Menurut Yase, peak season untuk produk kamera adalah pada kuartal IV, masa liburan. Penjualan pada bulan Oktober, November, dan Desember bisa mencapai 2 kali lipat penjualan di bulan lain. Namun, ketika kurs US$ meningkat September-Oktober lalu, permintaan cenderung turun. “Saat dollar AS naik, meski kami tidak menaikkan harga sekalipun, permintaan turun karena banyak orang yang menahan diri untuk membeli. Biasanya growth kami 50 persen ke atas, kemarin agak terganggu dengan pengaruh kenaikan dollar AS,” katanya.

Adapun target penjualan Datascrip hingga akhir tahun 2018 sebesar 85 ribu unit mirrorless dan 60 ribu DSLR. Sampai Oktober 2018, kamera mirrorless Canon sudah terjual 52 ribu unit. Sementara itu, Yase mengklaim bahwa Canon memimpin pasar DSLR sebesar 75 persen serta 30 persen di sektor kamera mirrorless.

Untuk segmen pasar anak muda,  Datascrip memasarkan mirrorless Canon EOS M100 yang hadir dalam 4 varian warna (abu, putih, hitam, dan pink). Merry Harun, Canon Division Director Datascrip, menyampaikan, “Kami menargetkan anak remaja hingga di bawah 40 tahunan, karena mereka aktif dan senang difoto. Mereka juga sangat terbiasa untuk difoto.” Salah satu strategi untuk mempromosikannya adalah dengan bekerja sama dengan figur publik yang disukai target pasar tersebut, Maudy Ayunda. Canon EOS M100 dipasarkan dengan harga 5,99 juta yang merupakan harga psikologis orang untuk membeli entry level camera.

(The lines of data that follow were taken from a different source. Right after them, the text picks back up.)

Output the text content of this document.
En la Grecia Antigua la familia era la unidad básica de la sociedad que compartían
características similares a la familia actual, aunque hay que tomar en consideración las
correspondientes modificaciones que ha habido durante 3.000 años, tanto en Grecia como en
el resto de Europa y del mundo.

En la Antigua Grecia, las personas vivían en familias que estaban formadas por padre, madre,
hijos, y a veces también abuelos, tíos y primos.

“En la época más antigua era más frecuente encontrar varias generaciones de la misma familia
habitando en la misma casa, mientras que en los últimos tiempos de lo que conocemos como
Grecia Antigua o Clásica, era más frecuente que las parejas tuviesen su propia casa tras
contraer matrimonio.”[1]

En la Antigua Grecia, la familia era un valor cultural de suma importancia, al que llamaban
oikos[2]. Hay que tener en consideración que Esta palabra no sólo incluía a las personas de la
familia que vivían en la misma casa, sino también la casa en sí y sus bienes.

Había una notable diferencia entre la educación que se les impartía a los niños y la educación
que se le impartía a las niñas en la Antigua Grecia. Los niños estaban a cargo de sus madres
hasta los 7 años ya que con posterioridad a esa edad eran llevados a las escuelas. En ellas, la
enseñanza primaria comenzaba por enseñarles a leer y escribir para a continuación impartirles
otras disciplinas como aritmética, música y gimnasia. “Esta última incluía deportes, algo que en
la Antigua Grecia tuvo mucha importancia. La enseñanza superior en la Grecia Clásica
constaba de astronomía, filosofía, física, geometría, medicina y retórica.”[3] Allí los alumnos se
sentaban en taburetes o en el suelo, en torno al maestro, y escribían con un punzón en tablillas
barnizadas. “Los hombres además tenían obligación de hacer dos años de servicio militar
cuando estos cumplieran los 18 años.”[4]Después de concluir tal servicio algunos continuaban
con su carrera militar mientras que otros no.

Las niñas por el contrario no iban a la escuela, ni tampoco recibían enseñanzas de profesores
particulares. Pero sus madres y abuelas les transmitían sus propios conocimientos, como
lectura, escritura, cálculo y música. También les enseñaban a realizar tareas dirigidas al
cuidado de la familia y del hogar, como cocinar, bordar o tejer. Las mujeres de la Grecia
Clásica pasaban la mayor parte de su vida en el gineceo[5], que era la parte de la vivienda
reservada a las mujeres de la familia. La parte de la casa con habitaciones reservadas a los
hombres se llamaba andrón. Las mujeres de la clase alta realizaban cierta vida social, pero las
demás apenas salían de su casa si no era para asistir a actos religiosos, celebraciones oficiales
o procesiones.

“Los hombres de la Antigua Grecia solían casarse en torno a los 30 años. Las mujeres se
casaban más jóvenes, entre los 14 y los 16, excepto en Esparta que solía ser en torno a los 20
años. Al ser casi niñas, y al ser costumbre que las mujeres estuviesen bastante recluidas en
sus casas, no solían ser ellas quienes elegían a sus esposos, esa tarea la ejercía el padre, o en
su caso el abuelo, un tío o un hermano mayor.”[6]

Menurut Merry, tren kamera ke depan akan mengusung warna-warna stylish karena kini kamera tidak hanya dipakai untuk memotret saja, tapi juga bisa dijadikan aksesoris dalam bergaya. “Namun, untuk para (fotografer) profesional, mereka tidak terpengaruh hal tersebut, tapi lebih pada fungsi yang mereka perlukan,” ujarnya menutup penjelasan.

 

Editor : Eva Martha Rahayu

www.swa.co.id

Leave a Reply

Sign In

Get the most out of SWA by signing in to your account

(close)

Register

Have an account? Sign In
(close)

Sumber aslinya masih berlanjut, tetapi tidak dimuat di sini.